Light-activated ruthenium (II)-bicalutamide prodrugs for prostate cancer

Abstract

Targeted delivery of clinically approved anticancer drug to tumor sites is an effective way to achieve enhanced drug efficacy as well as reduced side effects and toxicity. Here bicalutamide is caged by the Ru(II) center through the nitrile group, and three photoactive Ru(II) complexes were designed and synthesized.
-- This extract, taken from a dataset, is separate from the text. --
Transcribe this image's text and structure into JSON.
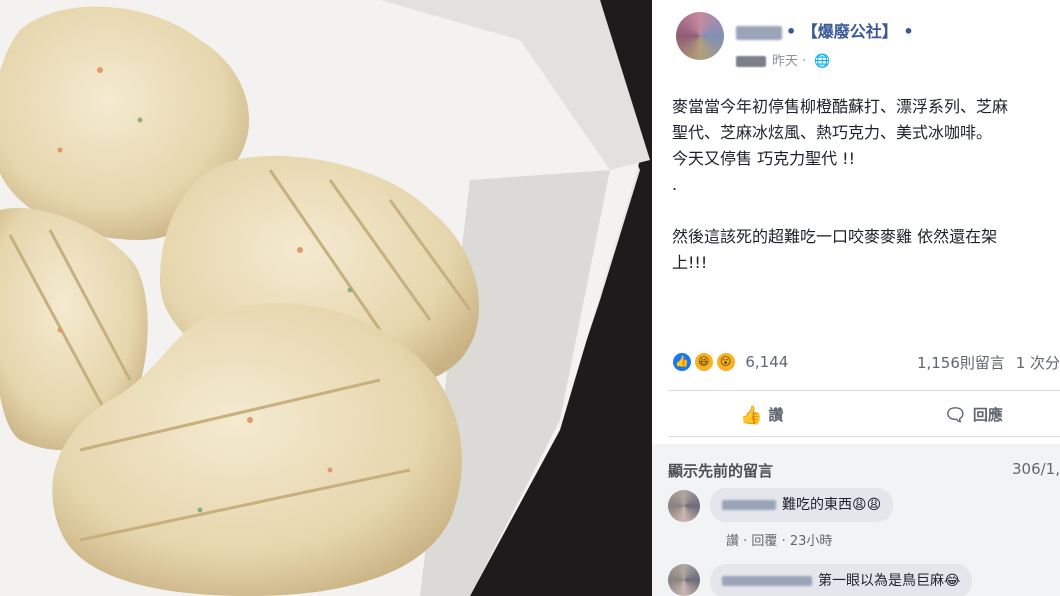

Docking study showed that the ruthenium(II) fragments can effectively block the binding of complexes 1–3 with AR (androgen receptor) owing to the large steric structures, thus bicalutamide in complexes 1–3 could not interact with AR-LBD (ligand binding domain). Once irradiation with blue light (465nm), complexes 1–3 can release bicalutamide and anticancer Ru(II) fragments, which possesses dual-action of AR binding and DNA interaction simultaneously. In vitro cytotoxicity study on these complexes further confirmed that complexes 1–3 exhibited considerable cytotoxicity upon irradiation with blue light. Significantly, complex 3 could be activated at 660nm, which greatly increases the scope of complex 3 to treat deeper within tissue. Theoretical calculations showed that the lowest singlet excitation energy of complex 3 is lower than those of complexes 1–2, which explains the experimental results well. Moreover, the 3MC (metal centered) states of these complexes are more stable than their 3MLCT (metal to ligand charge transfer) states, indicating that the photoactive processes of these complexes are likely to result in ligand dissociation.